بَارَكَ اللهُ لَكَ، وَبَارَكَ عَلَيْكَ، وَجَمَعَ بَيْنَكُمَا فِي خَيْرٍ

 

  1. Berdandan dengan hal-hal yang diharamkan.

Pada asalnya, berdandan dan berhias disyariatkan, baik bagi pria maupun wanita, asal tidak terjadi ikhtilath (berbaur antara pria dan wanita yang bukan mahram). Namun, tidak semua jenis dandanan diperbolehkan.

Pria tidak boleh mencukur jenggotnya dalam rangka berhias, karena Rasulullah shalallahu ‘alaihi wassalam memerintahkan agar jenggot dipelihara. Dia juga tidak boleh mengenakan emas dan sutra karena dua benda ini haram baginya. Di samping itu, dia tidak boleh berdandan menyerupai wanita dan orang kafir.

Adapun wanita tidak boleh berdandan dengan mengerik alis, menyambung rambut, mengecat kuku dengan kuteks, dan sebagainya, yang dilarang oleh Islam.

 

  1. Tari-tarian erotis.

Seorang muslim/muslimah tidak boleh mengikuti tarian orang Barat dan orang kafir. Hal ini berdasarkan sabda Nabi shalallahu ‘alaihi wassalam,

مَنْ تَشَبَّهَ بِقَوْمٍ فَهُوَ مِنْهُمْ

“Barang siapa menyerupai suatu kaum, dia termasuk golongan mereka.”

Tidak sepantasnya seorang muslimah melenggak-lenggokkan leher, dada, dan tubuhnya di hadapan orang lain—meskipun sesama wanita—karena hal itu bisa menimbulkan fitnah. Adapun sekadar gerakan ringan, seperti maju, mundur, geser ke kanan, dan geser ke kiri, tidaklah mengapa.

 

  1. Menyewa hotel atau gedung pesta dengan biaya yang amat besar.

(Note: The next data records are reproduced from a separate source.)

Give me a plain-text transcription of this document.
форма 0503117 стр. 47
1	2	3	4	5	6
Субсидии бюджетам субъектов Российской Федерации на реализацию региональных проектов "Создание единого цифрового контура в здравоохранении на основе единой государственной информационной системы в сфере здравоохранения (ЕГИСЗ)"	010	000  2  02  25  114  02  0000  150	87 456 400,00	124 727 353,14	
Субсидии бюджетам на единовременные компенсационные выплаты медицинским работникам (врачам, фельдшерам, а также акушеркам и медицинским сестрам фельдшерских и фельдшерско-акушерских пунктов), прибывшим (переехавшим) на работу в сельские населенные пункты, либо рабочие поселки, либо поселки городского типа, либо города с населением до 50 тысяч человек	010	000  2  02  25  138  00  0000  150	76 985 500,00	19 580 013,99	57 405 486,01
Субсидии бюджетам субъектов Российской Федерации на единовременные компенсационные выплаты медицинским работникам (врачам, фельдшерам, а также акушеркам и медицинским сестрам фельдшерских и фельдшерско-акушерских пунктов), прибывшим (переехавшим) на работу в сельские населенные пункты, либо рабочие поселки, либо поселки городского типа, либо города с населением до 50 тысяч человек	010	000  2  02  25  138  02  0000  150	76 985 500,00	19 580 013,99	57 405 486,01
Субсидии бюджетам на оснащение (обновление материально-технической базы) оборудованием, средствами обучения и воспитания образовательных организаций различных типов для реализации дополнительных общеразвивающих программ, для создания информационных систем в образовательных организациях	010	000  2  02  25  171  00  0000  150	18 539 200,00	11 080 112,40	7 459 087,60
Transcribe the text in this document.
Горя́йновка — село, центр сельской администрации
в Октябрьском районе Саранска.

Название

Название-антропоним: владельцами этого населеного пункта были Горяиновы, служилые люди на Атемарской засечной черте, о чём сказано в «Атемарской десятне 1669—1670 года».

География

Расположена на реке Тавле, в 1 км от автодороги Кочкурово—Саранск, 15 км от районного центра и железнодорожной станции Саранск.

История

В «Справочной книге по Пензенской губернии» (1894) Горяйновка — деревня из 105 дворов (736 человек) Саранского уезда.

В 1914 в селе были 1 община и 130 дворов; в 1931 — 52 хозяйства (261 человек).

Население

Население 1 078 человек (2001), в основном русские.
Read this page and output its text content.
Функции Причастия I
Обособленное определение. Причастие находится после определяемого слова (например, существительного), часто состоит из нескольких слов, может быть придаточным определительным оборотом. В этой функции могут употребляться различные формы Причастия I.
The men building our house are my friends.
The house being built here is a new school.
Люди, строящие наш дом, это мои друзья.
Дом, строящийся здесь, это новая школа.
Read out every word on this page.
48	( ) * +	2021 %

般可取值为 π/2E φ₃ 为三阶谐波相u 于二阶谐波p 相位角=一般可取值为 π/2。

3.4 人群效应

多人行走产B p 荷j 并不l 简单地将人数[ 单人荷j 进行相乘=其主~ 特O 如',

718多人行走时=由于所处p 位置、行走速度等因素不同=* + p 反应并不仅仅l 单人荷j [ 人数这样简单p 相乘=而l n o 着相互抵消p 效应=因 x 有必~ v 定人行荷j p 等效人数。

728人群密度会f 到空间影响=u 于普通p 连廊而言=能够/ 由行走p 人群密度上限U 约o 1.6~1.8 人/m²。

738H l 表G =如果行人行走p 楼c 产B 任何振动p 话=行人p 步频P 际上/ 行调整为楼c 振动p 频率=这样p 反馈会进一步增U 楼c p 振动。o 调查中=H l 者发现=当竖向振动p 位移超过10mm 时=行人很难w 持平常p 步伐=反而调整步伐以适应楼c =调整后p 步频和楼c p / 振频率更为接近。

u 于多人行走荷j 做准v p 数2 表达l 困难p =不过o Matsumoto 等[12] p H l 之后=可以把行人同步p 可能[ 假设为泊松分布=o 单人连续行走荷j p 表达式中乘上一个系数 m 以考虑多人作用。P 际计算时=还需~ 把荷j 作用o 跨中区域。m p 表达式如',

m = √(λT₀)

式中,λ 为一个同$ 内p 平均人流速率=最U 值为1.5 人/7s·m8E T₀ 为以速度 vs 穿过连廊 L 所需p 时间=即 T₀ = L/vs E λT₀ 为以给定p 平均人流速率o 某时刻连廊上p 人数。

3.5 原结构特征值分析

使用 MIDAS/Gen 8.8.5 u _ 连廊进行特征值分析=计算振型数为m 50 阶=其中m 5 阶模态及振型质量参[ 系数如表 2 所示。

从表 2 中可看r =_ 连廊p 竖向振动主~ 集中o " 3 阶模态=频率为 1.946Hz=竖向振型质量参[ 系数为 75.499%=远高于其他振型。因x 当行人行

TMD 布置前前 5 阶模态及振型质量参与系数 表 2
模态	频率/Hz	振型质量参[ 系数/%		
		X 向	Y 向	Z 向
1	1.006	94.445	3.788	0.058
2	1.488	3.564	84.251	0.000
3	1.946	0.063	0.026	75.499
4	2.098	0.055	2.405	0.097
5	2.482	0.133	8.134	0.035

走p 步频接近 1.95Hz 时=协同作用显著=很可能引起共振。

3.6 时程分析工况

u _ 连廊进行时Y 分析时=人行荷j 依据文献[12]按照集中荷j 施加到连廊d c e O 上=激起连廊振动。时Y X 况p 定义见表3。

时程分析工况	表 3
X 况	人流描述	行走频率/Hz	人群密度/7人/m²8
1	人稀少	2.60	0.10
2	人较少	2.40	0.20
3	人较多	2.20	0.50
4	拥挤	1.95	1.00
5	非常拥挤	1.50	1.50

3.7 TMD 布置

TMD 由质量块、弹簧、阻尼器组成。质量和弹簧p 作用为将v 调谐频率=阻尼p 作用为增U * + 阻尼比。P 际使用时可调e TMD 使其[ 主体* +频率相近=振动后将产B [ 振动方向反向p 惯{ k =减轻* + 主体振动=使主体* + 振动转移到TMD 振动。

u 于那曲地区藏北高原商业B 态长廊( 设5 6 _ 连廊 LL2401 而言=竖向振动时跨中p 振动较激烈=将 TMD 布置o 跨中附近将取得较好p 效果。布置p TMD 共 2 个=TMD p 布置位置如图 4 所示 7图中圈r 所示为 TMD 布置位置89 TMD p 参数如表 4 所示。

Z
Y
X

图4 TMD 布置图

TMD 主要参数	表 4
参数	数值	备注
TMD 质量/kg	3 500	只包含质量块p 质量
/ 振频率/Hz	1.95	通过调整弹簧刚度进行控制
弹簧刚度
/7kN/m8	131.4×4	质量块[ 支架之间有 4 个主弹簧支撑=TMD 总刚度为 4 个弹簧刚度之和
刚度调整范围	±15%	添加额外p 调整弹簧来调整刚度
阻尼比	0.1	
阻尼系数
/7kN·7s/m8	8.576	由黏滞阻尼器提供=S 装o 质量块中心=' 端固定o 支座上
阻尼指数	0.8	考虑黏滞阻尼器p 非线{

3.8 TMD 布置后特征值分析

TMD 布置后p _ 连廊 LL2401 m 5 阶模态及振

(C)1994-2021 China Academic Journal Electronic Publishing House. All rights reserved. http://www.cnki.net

Hotel atau gedung pesta kerap menjadi pilihan untuk menyelenggarakan pesta perkawinan, terutama bagi masyarakat perkotaan. Ada kebanggaan tersendiri jika mereka bisa mengadakan pesta di hotel. Sebagian orang rela memberati diri demi menjaga gengsi, walaupun sebenarnya dia tidak mampu.

Mengenai hal ini, asy-Syaikh Ibnu Baz v menasihati kaum muslimin agar mereka tidak menyelenggarakan pesta perkawinan di hotel-hotel ataupun di gedung-gedung pesta yang mahal. Pesta tersebut cukup diselenggarakan di gedung yang biayanya kecil, dan lebih utama lagi jika bukan di gedung, melainkan di rumah sendiri atau di rumah kerabat jika memungkinkan. (Fatawa Ulama’ Baladil Haram)

 

  1. Merekam jalannya pesta dengan video.

Rekaman video termasuk salah satu jenis gambar. Maka dari itu, hukumnya pun mengikuti hukum gambar, yaitu haram jika objeknya adalah makhluk bernyawa, dan boleh jika objeknya selain itu.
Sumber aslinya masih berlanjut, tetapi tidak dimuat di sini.